AATM — Autonomous Artificial Thinking Machine
THE FRAME demonstrates that structural rules over case accumulation is executable. AATM addresses a different question entirely: can autonomous cognition emerge from a distributed system driven by homeostatic regulation, without externally imposed objectives? The two programs share a methodological commitment to distributed architecture and structural rules, but they operate on independent research questions. Their findings are mutually informative, not hierarchically dependent.
The observation
Current monolithic systems are not capable of supporting a genuine causal analysis process, nor a true learning process. The developments observed so far are superficial and result only from monolithic scaling. Some describe these systems as stochastic parrots. Others see the development of new types of monolithic systems, such as world models, as the solution for integrating a real learning layer.
The problem with monolithic architectures:
| Capability | Monolithic LLM | Distributed Multi-Agent |
|---|---|---|
| Learning | No learning from interaction at runtime | Continuous adaptation through interaction |
| Specialization | Requires explicit retraining | Emerges from interaction |
| Error correction | No mechanism to detect or resolve internal contradictions | Dialectical process between agents |
| Robustness | Single point of failure | Graceful degradation |
Monolithic properties are observed. Distributed properties are architectural targets derived from biological cognition research.
The question
Our brain does not function as a monolithic system. Its operation divides into three distinct layers: the cortical level (hundreds of thousands of sub-elements acting as biological automata), the individual level (the interaction of these elements within a complex organ), and the collective level (the interaction of individual brains with one another). Each level has its own processes, or replicas of processes from other levels, at a different scale. This leads to the emergence of learning and causal analysis — something a monolithic system does not enable.
Can this architecture be replicated in order to eliminate the weaknesses and shortcomings of monolithic systems?
The proposal
AATM repositions LLMs as environment rather than substrate. Agents are virgin — without prior, without inherited semantic bias. They interact with LLMs as organisms interact with a physical environment, driven by a single internal motivator: homeostatic equilibrium.
The two core agent functions are being in the world — capturing signals from the LLM environment to build an internal representation — and making the world — emitting signals toward the LLM environment to modify context toward homeostatic equilibrium. Both functions are driven by the same motivator. There is no separate communication module, no separate perception module. There is an organism seeking equilibrium.
The central architectural formula is D×R×I: Distribution × Reinforcement × Interactions. Intelligence quality is not a function of parametric size. Parametric scaling of a homogeneous system does not increase the Distribution term.
Current results
Two prototype series have been completed on commodity infrastructure at negligible cost.
The homeostatic prototype (March 2026) demonstrated a closed autonomous loop with three heterogeneous agents maintaining an internal state vector against perturbation without external input. Run 3 triggered dream mode via acute stress spike and recovered to within 0.05 of homeostatic target across all variables without any scripted recovery path.
The dialectic prototype (March 2026) demonstrated that homeostatic state variables per agent produce trajectories structurally different from normative training rules.

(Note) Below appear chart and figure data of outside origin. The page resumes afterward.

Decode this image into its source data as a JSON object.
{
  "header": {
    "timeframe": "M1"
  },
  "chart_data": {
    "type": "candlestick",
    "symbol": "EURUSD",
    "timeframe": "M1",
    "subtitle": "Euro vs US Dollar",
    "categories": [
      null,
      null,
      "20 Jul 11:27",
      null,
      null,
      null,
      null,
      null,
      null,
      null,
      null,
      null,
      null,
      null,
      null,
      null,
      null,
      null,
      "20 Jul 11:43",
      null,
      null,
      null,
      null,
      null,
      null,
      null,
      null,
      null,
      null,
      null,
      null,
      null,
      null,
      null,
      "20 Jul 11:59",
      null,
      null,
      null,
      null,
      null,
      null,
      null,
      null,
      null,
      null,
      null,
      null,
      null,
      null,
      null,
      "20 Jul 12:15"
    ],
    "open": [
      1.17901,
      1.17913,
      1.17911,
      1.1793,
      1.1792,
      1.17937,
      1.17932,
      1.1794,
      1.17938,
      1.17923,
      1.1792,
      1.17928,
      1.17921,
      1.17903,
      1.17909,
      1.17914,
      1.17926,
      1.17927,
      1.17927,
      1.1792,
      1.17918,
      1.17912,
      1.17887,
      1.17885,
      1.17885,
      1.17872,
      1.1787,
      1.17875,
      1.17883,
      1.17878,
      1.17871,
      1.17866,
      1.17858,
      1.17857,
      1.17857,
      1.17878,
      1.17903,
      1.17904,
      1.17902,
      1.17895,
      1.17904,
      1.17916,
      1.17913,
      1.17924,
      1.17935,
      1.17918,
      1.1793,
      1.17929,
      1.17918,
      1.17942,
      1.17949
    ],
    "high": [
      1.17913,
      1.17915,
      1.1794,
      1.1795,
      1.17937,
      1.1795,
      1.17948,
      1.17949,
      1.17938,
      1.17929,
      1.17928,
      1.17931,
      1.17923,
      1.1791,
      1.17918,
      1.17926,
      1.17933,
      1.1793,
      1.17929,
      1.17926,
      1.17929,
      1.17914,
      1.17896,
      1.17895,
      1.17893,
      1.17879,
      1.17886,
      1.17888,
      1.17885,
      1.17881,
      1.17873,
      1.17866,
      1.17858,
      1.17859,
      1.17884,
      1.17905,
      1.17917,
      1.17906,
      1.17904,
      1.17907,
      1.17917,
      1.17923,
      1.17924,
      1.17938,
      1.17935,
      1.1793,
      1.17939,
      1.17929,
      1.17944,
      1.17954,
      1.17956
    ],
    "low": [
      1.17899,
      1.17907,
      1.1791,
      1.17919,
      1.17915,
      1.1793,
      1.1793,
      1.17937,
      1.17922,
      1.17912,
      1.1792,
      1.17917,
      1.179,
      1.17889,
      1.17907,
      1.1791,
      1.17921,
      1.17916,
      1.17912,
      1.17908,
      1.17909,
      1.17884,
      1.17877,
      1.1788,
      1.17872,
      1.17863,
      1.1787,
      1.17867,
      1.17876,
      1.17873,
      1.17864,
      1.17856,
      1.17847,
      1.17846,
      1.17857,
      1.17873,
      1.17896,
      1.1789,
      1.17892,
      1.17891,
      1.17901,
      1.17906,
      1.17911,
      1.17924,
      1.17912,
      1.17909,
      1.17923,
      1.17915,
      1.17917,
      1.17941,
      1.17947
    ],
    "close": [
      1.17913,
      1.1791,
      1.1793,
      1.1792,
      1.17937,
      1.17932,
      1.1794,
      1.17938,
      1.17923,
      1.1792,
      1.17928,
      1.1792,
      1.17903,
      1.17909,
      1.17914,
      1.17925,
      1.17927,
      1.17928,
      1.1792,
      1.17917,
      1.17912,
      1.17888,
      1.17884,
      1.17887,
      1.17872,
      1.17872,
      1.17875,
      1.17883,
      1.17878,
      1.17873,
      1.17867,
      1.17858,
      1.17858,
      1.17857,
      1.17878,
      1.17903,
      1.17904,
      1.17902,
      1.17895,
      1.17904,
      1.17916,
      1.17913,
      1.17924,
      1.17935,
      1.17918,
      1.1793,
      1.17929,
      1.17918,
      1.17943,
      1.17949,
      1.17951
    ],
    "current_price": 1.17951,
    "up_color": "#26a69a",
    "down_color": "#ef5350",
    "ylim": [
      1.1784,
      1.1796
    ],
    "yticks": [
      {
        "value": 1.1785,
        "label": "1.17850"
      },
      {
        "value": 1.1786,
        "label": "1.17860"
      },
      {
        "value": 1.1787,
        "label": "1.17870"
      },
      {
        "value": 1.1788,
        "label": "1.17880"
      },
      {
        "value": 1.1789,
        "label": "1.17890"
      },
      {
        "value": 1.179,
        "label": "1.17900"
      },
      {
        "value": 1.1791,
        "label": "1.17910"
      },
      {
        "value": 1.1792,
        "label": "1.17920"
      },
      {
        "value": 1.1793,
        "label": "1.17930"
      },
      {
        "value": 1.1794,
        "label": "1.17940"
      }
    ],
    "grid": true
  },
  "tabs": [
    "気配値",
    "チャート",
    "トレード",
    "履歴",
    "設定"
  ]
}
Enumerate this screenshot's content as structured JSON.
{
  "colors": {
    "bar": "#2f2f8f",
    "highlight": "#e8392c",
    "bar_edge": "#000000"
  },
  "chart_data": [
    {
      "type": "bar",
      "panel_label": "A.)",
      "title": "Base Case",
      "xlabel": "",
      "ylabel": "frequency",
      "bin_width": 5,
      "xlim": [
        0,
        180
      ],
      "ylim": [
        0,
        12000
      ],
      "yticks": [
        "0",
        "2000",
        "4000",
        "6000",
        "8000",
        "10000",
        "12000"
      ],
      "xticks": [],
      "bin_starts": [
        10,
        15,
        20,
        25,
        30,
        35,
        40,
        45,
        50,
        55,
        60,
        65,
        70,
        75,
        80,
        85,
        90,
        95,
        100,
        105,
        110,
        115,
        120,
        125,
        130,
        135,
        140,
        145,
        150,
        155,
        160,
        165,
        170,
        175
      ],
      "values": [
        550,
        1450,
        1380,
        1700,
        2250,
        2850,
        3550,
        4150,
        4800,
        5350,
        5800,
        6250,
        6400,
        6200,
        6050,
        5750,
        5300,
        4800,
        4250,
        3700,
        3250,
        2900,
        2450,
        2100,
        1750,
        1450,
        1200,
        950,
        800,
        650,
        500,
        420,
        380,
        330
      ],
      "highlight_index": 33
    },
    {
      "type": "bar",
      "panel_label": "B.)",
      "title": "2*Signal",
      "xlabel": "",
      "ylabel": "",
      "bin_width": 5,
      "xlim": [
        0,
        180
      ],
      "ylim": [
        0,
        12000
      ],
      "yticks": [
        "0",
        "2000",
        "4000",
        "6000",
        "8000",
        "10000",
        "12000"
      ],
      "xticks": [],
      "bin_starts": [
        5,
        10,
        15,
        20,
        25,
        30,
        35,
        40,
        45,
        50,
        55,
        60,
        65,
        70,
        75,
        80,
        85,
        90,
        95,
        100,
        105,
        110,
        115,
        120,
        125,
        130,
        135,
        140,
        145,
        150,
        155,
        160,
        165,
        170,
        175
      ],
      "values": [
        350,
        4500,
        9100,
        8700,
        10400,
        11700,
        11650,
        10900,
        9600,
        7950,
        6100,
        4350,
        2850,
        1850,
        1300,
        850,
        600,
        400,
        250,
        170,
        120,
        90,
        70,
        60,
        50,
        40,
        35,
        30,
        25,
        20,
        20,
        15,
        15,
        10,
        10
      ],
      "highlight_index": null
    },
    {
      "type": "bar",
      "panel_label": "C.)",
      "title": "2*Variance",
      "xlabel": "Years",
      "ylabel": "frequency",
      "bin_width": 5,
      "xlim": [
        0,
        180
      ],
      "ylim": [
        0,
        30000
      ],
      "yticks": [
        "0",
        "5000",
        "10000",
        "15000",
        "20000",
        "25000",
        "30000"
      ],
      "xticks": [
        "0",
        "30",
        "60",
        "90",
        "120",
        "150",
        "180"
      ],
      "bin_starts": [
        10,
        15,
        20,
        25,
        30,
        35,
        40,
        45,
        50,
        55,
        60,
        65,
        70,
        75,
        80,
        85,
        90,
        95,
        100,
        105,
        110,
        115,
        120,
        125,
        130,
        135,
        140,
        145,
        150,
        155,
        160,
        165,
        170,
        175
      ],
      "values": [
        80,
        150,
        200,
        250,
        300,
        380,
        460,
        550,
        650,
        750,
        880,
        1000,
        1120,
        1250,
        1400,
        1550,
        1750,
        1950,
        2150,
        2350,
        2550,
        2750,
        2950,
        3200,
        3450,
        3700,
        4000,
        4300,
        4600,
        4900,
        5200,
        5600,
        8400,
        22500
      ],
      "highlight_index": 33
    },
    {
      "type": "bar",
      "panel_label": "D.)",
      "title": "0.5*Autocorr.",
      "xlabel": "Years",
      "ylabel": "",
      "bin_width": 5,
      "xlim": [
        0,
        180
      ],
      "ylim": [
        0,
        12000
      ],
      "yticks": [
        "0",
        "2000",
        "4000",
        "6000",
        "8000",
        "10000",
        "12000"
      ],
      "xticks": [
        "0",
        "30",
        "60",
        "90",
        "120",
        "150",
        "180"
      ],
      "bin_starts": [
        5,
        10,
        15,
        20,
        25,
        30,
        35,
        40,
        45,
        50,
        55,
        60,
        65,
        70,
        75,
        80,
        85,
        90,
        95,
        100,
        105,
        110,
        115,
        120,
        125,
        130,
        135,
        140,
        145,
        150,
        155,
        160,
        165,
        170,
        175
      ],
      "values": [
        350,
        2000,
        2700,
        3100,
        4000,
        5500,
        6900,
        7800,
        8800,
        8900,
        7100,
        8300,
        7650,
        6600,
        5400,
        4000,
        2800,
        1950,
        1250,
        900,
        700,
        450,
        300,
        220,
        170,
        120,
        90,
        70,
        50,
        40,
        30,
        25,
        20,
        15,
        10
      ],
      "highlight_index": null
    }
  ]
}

The key finding: normatively constrained models resist dialectical pressure architecturally while open-reasoning models collapse under sustained pressure without explicit axiological anchoring. A degenerate homeostasis confound was identified and documented — the maintenance mechanism functions but the setpoint is imposed by training rather than system parameters. This is a result, not a corrupted test. It defines the next experiment.
Open problems
The homeostatic matrix (Q1) is not yet formalized. Without defining the parameters and their viable ranges, the translation layer between homeostatic state and symbolic interaction cannot be designed. Q1 is the prerequisite for everything that follows.